The panel is a component of the Federal Labor Relations Authority and is designed to bridge communication between federal agencies and federal employee unions.
Agencies and unions often request support from the panel with collective bargaining disputes if mediation between the groups reaches an impasse, hence the name.
Federal agencies have often struggled with federal employee unions over collective bargaining practices and the inability to arrive at satisfactory solutions for either group, as previously reported by the Federal News Network when the Department of Health and Human Services agreed to negotiate a new contract with the National Treasury Employees Union to reset their relationship.
Under Biden, the panelists he selected come from union backgrounds. The panel, proposed by President Joe Biden includes the following ten nominees:
- Martin H. Malin
- Wynter P. Allen
- Jeanne Charles
- Howard Friedman
- Edward F. Hartfield
- Marvin E. Johnson
- Mark G. Pearce,
- Pamela Schwartz
- Joseph E. Slater
- Tamiko N.W. Watkins
FNN reports that most of the panelists are union members and leaders:
Malin, who founded the Institute for Law and the Workplace at the Illinois Institute of Technology’s Chicago-Kent College of Law, served for eight years on the impasse panel during the Obama administration. The White House said he has published an extensive list of articles and books on labor law.
Many of Biden’s appointees have experience working for employee unions themselves.
Friedman is a former president of the National Treasury Employees Union chapter representing attorneys at the U.S. Patent and Trademark Office.
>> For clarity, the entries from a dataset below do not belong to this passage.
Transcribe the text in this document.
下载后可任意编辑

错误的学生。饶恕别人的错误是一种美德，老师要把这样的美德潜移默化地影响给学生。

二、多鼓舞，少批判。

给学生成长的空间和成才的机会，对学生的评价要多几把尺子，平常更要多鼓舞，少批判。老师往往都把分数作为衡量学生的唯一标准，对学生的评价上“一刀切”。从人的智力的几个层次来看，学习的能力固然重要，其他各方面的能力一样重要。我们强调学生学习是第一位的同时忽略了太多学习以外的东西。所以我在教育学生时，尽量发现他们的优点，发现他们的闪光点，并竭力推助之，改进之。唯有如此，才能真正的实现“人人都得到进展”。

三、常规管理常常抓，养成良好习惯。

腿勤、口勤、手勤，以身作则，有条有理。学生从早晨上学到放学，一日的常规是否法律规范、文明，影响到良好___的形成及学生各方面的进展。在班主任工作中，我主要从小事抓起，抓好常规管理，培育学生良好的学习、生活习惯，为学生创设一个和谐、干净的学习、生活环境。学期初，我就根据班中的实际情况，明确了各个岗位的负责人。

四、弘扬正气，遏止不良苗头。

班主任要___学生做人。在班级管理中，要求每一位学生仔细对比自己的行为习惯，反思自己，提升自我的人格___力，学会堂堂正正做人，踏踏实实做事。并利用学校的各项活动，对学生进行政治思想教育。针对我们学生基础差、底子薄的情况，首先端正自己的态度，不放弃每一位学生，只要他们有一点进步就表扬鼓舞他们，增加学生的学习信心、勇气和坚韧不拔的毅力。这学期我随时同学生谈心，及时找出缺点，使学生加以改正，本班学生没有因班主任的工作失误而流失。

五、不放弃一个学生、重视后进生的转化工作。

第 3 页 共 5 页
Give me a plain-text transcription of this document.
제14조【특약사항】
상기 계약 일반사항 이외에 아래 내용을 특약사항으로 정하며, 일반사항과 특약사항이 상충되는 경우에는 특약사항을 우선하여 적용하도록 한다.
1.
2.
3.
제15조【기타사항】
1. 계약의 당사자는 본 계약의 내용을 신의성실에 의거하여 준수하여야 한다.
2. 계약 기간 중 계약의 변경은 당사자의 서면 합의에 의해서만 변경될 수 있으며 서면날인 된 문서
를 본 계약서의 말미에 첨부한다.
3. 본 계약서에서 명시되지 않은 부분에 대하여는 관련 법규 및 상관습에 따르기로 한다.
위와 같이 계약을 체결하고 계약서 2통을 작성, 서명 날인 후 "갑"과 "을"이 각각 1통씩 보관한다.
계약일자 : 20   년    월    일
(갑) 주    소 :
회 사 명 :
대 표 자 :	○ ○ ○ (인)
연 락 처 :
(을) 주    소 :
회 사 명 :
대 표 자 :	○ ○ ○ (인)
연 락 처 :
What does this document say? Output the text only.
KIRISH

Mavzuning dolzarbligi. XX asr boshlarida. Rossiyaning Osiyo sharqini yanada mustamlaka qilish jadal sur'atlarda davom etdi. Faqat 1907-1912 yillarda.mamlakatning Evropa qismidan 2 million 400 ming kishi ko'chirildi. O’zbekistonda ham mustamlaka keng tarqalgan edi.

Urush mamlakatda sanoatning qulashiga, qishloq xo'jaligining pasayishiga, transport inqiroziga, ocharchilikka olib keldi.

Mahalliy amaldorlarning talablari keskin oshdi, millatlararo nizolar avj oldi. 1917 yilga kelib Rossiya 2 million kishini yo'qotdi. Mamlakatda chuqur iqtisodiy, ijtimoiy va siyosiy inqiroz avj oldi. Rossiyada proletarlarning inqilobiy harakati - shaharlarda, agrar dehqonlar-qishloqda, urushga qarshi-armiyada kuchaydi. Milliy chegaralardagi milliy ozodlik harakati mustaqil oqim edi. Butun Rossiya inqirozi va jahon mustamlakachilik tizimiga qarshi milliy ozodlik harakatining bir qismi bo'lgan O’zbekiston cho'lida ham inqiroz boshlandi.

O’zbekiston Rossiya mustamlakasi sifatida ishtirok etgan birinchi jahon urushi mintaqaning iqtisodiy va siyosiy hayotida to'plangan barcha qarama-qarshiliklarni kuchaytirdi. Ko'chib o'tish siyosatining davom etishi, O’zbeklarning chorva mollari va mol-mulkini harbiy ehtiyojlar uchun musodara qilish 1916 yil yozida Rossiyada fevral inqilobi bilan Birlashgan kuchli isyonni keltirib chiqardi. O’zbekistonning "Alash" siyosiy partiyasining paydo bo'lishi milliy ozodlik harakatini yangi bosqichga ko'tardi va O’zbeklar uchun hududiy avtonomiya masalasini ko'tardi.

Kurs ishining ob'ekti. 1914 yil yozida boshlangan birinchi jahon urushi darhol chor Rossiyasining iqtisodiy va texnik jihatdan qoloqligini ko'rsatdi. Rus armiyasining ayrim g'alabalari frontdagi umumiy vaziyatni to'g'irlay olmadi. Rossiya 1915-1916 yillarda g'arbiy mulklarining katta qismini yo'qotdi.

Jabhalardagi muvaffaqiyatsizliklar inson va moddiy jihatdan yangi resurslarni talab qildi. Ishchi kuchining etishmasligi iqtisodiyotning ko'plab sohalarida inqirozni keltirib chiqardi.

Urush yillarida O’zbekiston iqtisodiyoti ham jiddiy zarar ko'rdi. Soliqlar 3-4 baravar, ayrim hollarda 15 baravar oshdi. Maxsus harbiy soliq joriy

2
He helped create USPTO’s telework program back in 1997, the White House said.
Allen, now a partner at the Alden Law Group, worked as a staff attorney for the International Brotherhood of Teamsters.
Johnson, also a former FSIP member, previously worked for the Federal Mediation and Conciliation Service, FLRA and the National Treasury Employees Union.
And Schwartz, a 35-year patent examiner, held various leadership positions at the Patent Office Professional Association, an independent labor union representing examiners and others at USPTO.
Amid Biden’s push to get his own people into the ranks of the impasse panel, Biden asked for the resignation of the previous ten members in February, while most of them agreed to leave after being asked, two members were fired.
The impasse panel, under the Trump administration, rewrote large portions of agency-union contracts — a fact that federal employee unions took issue with when Biden stepped into office.
Unions and employment attorneys said that federal agencies would often declare an impasse to take their labor disputes to the panel, which would then rule in their favor, according to FNN.
“The FSIP was in dire need of objective labor relations professionals and this new list of appointees meets that standard,” Tony Reardon, NTEU’s national president, said Monday, according to FNN. “We look forward to the FSIP returning to its role as a neutral mediator in federal sector bargaining, just as Congress intended.”
According to the publication, the American Federation of Government Employees said it supports Biden’s new slate of impasse panel members.
“We are confident that these members will fairly resolve labor disputes between unions and agencies and restore dignity and fairness to the panel and its important work on behalf of federal employees,” Everett Kelley, AFGE’s national president, said.